Apakah penjelasan tersebut cukup kuat dan masuk akal? Penjelasan seperti itu tidak cukup kuat walaupun masuk akal. Tidak cukup kuat karena sangat mungkin beberapa atau bahkan banyak orang mengalami kejadian yang serupa atau sama persis hanyalah kebetulan yang tidak dapat diduga.

Harus selalu diingat dan ditekankan bahwa “kebetulan” dalam hidup manusia menjadi salah satu aspek yang juga harus diperhatikan ketika menganalisis berbagai pengalaman atau klaim seseorang.

Semua pengalaman orang sangat bersifat subjektif. Artinya, dipengaruhi oleh perkembangan psikologis dan sosiologis orang yang mengalami hal tersebut.

Tentu, pengaruh psikologis dan sosiologis yang serupa sangat mungkin dialami oleh orang lain yang berada di tempat lain pada waktu yang berbeda ataupun sama. Namun, ini tetap tidak membuktikan bahwa klaim yang dinyatakan banyak orang sebagai sesuatu yang benar.

Setiap kali orang mengatakan atau mengklaim sesuatu yang “luar biasa”, seperti malaikat, surga-neraka, hantu, atau UFO maka orang yang menyatakan hal tersebut haruslah bisa mendukung klaimnya tersebut dengan berbagai bukti dan argumen yang relevan, kuat, dan masuk akal.

Pernyataan-pernyataan seperti: “saya melihatnya sendiri dan banyak orang juga melihatnya” atau “saya mengalaminya dan dialami banyak orang lainnya” atau bahkan “saya mendengar orang banyak mengatakannya” bukanlah bukti yang relevan.

Mengapa demikian?
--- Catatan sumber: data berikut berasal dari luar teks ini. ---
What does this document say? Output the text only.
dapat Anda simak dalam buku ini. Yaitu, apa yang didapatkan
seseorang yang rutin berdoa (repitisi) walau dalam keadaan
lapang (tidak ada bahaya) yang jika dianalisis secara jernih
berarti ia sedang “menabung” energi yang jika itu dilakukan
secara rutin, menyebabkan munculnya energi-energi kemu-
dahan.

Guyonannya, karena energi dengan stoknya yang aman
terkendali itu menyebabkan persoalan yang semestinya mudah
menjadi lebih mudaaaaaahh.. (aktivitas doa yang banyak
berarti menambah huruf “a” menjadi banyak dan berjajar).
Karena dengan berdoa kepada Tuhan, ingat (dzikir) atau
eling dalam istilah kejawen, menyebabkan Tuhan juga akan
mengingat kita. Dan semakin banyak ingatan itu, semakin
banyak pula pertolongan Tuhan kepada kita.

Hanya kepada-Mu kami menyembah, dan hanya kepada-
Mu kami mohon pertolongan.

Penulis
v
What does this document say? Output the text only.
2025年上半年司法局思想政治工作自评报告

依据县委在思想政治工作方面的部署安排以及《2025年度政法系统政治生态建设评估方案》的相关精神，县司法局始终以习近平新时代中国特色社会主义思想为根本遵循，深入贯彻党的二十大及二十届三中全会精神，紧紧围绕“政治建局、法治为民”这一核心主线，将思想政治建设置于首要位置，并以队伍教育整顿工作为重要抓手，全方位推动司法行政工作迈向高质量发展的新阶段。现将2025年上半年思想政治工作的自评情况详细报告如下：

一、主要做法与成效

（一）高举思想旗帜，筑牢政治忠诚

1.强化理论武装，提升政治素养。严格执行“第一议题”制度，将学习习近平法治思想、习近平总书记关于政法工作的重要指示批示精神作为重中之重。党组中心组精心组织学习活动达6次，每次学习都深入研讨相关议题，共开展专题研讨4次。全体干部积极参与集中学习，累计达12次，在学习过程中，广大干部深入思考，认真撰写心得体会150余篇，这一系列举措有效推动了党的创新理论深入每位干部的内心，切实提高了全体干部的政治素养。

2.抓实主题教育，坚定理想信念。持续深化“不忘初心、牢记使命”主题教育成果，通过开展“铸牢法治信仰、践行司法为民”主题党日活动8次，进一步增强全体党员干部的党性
Karena otak manusia sangat mampu memberikan gambaran-gambaran tertentu yang tidak nyata akibat gangguan yang dialami, entah oleh jaringan syaraf otak, pengalaman kuat tertentu (menyenangkan, menyedihkan, ataupun menyakitkan), maupun dorongan yang begitu kuat untuk melihat atau mengalami atau mempercayai hal-hal tertentu.

Oleh karena itu, berpikir kritis dan bersikap skeptis sangatlah diperlukan ketika seseorang menganalisis sebuah masalah dan kenyataan yang terjadi dalam hidupnya.

Dengan demikian, selain mengawasi emosi seseorang yang seringkali mengakibatkan penafsiran menjadi kabur, maka mengawai pikiran seseorang juga menjadi sesuatu yang harus diperhatikan demi penafsiran yang jernih dan cermat. Jangan pernah menganggap remeh kemampuan otak manusia dalam menciptakan berbagai pikiran yang “hebat”!